Leurs fronts se touchaient maintenant, la main de Raphael toujours sur la joue de la
jeune femme, sa poitrine un mur de chaleur musclée contre les paumes de cette dernière.
— Qu’est-ce qui t’a arrêtée ?
Baissant la voix, elle chuchota :
— J’ai pensé que Montgomery serait peut-être furax avec tout ce sang sur les draps.
— Montgomery ne s’abaisserait jamais à une colère aussi peu raffinée. Il montrerait
quelque signe d’irritation froidement distinguée, peut-être.
Elena savait qu’ils auraient dû retourner aider leur peuple à reconstruire leur ville,
mais elle leva la main pour dessiner le contour de la marque à sa tempe de ses doigts
rendus râpeux par le travail auquel ils s’étaient tous livrés. Il se tourna légèrement sous son
contact comme il le faisait toujours, son Archange qui n’avait jamais voulu qu’elle soit autre
chose que ce qu’elle était.
— On dirait bien que nous avons une sacrée quantité d’aventures flippantes qui nous
attendent.
— Nous ne nous ennuierons certainement pas.
Le baiser de Raphael était possessif, ses ailes s’ouvrant pour les laisser exposés, et
lorsqu’il prit Elena par la taille et les fit décoller dans le ciel envahi par la neige, leurs lèvres
encore scellées, elle ne protesta pas. Pourtant, elle aurait pu sourire et rougir en
l’embrassant sous tous les sifflements qui volèrent jusqu’à eux, suivis par des exclamations
d’encouragement.
La Cascade était en pleine progression. Le monde devenait un lieu fou où les rivières se
faisaient de sang et où les morts marchaient, pendant que les Archanges obtenaient des
pouvoirs qui attestaient qu’ils faisaient partie de l’essence même du monde. Les monstres
risquaient bien une fois encore d’être lâchés sur la Terre et la méchante sorcière allait
probablement revenir à la vie en gloussant pour s’unir avec sa meilleure amie la maladie.
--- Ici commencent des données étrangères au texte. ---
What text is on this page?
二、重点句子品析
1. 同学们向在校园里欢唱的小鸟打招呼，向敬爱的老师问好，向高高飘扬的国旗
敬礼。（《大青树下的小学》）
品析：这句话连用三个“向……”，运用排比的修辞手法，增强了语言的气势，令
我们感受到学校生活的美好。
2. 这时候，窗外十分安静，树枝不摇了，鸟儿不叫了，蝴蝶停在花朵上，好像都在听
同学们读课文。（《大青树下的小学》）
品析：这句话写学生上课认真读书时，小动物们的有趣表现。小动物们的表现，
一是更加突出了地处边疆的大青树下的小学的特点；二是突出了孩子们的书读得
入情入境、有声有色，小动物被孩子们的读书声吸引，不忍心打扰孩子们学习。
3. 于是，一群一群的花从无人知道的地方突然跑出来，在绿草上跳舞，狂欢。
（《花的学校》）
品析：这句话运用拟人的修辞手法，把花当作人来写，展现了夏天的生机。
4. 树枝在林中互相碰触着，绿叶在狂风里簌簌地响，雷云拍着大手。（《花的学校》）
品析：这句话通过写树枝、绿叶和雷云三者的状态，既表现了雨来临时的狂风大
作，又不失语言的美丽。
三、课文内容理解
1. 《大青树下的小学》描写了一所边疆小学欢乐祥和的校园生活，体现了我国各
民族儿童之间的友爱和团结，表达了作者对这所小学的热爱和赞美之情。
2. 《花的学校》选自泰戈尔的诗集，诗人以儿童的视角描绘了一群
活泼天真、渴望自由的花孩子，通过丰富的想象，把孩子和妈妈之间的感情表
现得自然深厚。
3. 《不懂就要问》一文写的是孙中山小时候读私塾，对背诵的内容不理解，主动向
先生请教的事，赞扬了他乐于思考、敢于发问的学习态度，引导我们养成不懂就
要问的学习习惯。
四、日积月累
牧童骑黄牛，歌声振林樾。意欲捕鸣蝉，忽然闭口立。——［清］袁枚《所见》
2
Malgré tout cela, à cet instant, avec la neige qui tombait doucement autour de son
affilié et d’elle, leur ville vivante, Elena ne voulait qu’être là, à cet endroit et à ce moment
précis. Et, elle le savait, il en allait de même pour l’Archange qui l’embrassait au-dessus de
Manhattan, la tenant en sécurité dans ses bras.